Construction of large-scale (tens of µm2) composite images of orthogonal sections of cortical bone has afforded us novel insights into its ultrastructural organization, formation, and mechanical integrity. We have observed several features not previously recognized in bone, most notably: (1) a superstructure of rosette-like clusters surrounded by mineral lamellae with chaotic fibril-free mineral lamellae inside of each rosette, (2) the presence of a hierarchical set of curved mineral lamellae, in addition to those already known to surround the fibrils, which may contribute to strengthening the bone matrix, (3) a clearer definition of the alternation of osteonal lamellae showing abrupt, rather than gradational, change in the orientation of mineral lamellae and associated fibrils at their interfaces. None of these features would have been recognizable in the previous generation of bright-field images.

This paper also confirms previous studies [11] showing that the appearance of bone in sections cut using ion milling methods reveals structures that were not detectable in microtome-cut sections.

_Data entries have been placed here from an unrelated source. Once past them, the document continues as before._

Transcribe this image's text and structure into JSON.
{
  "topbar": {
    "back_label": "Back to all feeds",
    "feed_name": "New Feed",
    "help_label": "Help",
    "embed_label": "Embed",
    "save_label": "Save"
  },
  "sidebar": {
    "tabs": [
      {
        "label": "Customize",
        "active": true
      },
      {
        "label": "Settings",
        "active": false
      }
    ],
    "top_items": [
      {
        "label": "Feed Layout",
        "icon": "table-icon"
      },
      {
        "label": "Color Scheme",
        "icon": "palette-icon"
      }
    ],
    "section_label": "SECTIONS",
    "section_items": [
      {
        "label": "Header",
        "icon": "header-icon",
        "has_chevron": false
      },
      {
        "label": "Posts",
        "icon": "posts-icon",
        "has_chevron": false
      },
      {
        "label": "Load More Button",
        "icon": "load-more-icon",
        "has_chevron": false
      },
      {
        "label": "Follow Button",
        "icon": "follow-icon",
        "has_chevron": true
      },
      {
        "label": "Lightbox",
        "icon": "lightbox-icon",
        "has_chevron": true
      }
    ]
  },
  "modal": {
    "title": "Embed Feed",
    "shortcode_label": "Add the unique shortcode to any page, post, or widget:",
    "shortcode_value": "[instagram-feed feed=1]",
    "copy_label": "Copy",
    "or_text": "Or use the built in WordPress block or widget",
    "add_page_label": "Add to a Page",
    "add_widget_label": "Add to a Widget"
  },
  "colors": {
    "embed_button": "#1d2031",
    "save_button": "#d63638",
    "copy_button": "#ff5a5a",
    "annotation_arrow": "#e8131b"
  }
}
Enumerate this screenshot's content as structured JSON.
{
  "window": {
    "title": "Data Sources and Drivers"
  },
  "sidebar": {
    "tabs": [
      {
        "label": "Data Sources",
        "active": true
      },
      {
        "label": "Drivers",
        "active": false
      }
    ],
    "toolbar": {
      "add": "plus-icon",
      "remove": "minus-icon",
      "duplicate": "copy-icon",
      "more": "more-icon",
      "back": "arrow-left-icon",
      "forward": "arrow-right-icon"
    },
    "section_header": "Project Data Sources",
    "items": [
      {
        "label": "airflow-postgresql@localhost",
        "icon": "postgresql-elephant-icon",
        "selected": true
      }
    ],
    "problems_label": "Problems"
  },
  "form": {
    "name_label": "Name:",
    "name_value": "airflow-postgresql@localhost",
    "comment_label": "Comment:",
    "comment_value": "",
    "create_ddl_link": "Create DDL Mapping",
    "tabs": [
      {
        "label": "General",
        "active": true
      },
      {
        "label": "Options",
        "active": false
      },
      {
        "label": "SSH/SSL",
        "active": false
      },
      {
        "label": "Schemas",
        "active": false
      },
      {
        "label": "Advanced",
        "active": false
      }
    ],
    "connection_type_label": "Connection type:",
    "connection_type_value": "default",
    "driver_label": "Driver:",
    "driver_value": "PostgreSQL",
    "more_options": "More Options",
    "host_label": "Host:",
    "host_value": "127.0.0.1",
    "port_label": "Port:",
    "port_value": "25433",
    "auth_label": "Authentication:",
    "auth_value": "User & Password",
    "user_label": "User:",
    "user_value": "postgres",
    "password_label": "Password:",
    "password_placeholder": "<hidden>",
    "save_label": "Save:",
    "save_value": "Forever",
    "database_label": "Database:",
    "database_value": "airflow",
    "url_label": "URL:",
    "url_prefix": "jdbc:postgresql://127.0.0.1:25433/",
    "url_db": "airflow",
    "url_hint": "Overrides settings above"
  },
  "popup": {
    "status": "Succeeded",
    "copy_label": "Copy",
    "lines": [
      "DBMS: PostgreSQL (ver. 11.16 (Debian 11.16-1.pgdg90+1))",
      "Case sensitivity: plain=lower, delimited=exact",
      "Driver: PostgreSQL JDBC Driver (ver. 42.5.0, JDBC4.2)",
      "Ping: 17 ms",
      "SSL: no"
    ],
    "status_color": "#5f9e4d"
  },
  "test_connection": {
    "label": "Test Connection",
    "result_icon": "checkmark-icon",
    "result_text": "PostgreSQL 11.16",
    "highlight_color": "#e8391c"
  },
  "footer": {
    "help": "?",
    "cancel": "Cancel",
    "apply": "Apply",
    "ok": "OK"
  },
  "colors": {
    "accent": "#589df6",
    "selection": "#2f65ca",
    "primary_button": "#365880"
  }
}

In particular, the present work shows that the same volume of a long bone viewed in a section parallel to the long axis of the bone is strikingly different in appearance from a section cut perpendicular to that axis. The latter sections invariably display an open meshwork of cross-sections of fibrils surrounded by enveloping polycrystalline plates of apatite. Contrary to a statement in a recent paper by Shahar and Weiner [35], this pattern is not “…confined to localized areas outside… ordered material” but is rather present everywhere in a section cut in the appropriate orientation.

The present study allows us to see how the nanometer-scale features of the mineralized collagen scaffold, previously observed only at the scale of tens of nm, can be extended to a µm-scale and, by extension, over the entire volume of bone. The higher resolution and compositional contrast of the HAADF images in this paper clarifies many of the details of this nanometer-scale structure which will eventually lead to a better understanding of how bone is formed.